SWEDEN – The Swedish Financial Supervisory Authority Finansinspektionen today issued a warning to the SEK5.8bn (€616m) fund management firm Erik Penser Fonder relating to two of its guaranteed funds, which could affect pension fund investors.
The manager is accused of failing to adequately formalise in writing an outsourcing agreement - involving two of its 14 funds - with its sister fund management arm, Erik Penser Fondkommission.
It is also accused of “deliberately mis-valuing” one of the funds by roughly 4%, said a SFSA spokesperson. The two funds are valued at approximately SEK200m each.
Both the SFSA and Erik Penser Fonder confirmed that some pension funds had invested in the funds concerned.

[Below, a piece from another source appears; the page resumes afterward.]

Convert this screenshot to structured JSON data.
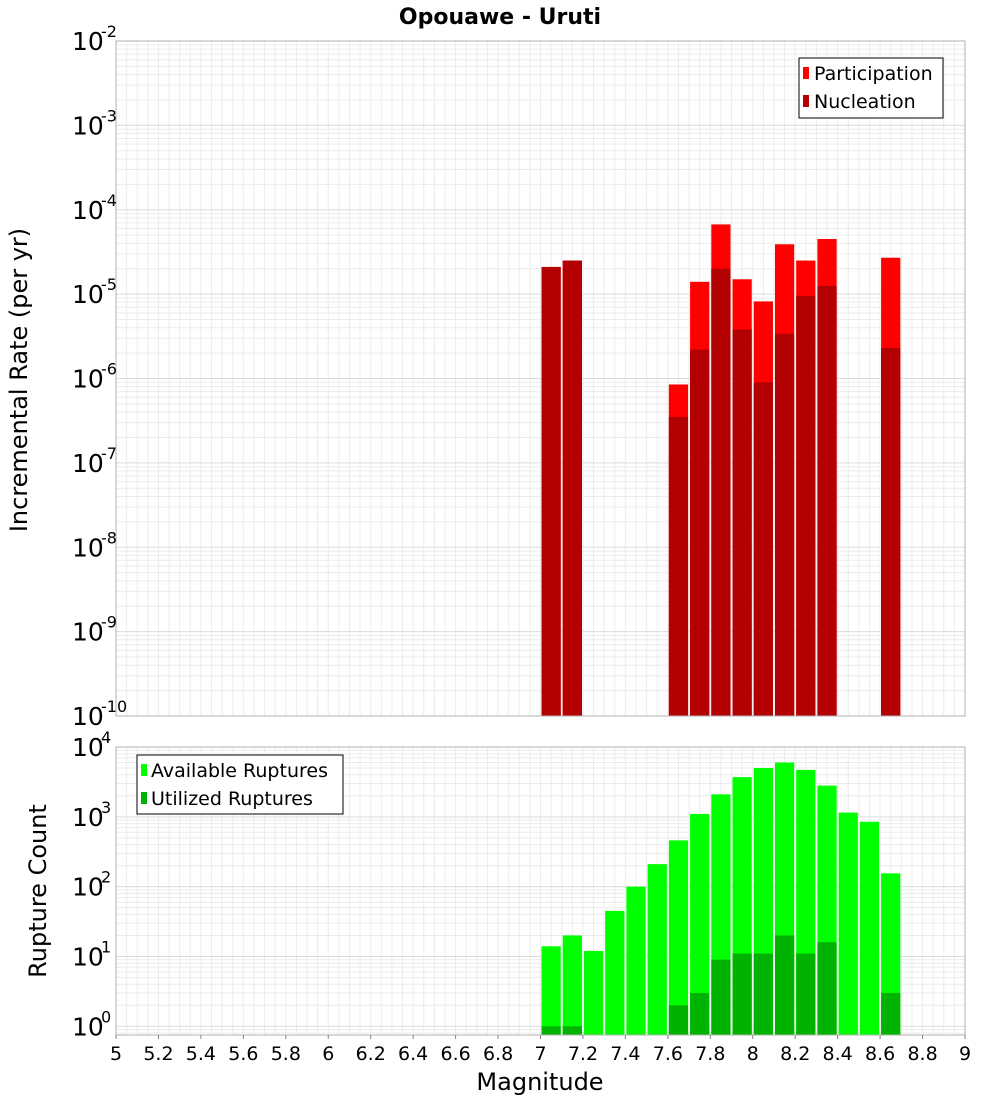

“Basically, it Erik Penser_Fonder didn’t manage to have an organisation to handle a conflict of interests with its sister company, and in one instance mis-valued one of the funds,” said the SFSA spokesperson.

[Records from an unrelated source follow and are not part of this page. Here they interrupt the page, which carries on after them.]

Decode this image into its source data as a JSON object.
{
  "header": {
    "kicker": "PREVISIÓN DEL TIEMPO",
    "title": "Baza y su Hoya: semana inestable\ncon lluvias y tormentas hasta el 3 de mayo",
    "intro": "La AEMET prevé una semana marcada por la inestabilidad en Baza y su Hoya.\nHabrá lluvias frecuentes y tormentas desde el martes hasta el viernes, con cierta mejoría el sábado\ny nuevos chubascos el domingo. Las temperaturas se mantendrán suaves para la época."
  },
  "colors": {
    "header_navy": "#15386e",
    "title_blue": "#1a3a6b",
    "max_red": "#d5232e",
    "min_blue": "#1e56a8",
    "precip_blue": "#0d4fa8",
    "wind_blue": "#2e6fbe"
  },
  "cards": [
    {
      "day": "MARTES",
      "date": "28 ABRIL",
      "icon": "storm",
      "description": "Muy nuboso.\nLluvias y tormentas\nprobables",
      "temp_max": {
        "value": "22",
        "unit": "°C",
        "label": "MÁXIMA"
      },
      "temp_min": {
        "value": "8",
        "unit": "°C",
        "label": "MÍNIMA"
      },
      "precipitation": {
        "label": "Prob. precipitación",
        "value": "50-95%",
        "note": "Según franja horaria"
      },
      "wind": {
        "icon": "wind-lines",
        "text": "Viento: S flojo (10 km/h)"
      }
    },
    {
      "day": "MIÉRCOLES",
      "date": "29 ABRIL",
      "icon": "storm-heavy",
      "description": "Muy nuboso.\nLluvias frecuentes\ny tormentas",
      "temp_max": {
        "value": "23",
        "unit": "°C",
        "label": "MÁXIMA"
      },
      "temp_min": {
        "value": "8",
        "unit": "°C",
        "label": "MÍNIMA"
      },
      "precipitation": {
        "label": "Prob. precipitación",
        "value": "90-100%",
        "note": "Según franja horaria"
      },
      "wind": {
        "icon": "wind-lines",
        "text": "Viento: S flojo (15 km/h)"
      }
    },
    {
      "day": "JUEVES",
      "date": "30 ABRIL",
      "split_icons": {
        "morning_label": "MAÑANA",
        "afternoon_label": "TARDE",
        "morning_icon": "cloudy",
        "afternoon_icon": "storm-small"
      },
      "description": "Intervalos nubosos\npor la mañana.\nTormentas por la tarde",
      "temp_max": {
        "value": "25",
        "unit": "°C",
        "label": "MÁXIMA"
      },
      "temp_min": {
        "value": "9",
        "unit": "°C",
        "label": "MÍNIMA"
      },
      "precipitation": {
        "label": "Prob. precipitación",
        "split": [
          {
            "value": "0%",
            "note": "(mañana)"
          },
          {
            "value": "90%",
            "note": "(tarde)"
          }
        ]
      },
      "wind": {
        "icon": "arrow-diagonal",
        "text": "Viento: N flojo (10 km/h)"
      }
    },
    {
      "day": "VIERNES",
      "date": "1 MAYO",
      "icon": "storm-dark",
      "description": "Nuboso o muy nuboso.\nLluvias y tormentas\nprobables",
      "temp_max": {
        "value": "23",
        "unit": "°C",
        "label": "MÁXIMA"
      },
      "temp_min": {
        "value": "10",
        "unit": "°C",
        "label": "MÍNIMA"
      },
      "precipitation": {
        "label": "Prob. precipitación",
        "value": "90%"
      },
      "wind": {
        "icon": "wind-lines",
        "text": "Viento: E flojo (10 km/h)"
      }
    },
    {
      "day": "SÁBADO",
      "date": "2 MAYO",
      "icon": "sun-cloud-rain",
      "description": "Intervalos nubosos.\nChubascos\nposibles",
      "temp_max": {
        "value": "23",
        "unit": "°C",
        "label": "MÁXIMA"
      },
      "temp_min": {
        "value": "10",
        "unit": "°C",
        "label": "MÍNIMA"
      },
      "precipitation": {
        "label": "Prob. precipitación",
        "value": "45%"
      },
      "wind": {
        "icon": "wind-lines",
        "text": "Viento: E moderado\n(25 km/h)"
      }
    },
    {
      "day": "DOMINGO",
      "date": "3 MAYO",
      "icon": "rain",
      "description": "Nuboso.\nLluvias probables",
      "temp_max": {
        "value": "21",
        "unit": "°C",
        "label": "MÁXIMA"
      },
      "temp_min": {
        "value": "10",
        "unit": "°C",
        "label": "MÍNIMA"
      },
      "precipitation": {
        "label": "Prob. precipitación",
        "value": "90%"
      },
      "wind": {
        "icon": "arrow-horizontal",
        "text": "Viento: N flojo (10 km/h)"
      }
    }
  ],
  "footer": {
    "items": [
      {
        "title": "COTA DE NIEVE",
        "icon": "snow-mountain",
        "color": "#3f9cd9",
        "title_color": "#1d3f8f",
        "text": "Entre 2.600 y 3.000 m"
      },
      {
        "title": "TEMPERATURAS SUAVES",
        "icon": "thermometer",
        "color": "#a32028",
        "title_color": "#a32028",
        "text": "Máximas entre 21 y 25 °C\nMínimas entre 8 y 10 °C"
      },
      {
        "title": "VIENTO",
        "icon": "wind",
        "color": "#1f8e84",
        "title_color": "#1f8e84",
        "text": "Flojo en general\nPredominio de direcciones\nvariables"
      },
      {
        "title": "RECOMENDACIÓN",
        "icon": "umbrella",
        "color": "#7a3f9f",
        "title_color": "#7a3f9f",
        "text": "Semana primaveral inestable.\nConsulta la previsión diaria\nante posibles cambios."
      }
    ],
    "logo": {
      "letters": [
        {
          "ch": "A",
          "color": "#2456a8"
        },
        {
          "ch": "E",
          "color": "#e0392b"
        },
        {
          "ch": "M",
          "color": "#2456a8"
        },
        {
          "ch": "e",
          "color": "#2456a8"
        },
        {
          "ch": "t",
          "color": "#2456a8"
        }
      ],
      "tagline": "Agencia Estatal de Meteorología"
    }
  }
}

Commenting on the warning, Erik Penser Fonder board member Hans Boberg told IPE: “We have certainly taken the warning on board, and have made a series of corrections and adjustments within the company in order to see to it that the things the Swedish regulator criticized will never happen again.
“All of it is the board and the company’s responsibility, so it’s not one person that has made a mistake. It was done in the best interests of the rest of the owners in the fund at that time. But still, the valuation was wrong.”
According to Boberg, a decision has been taken to close down the two funds, which could take up to two months.
According to Swedish legislation, Erik Penser Fonder must hand the funds over to its custodian for temporary management. The custodian – in this instance Skandinaviska Enskilda Banken – will then decide whether to liquidate the funds or find another manager.
“In practice, I believe those funds will be closed down,” said Boberg.
The SFSA told IPE that if the funds were closed, unit holders would get their money back.
“Their assets are secured,” said the SFSA spokesperson.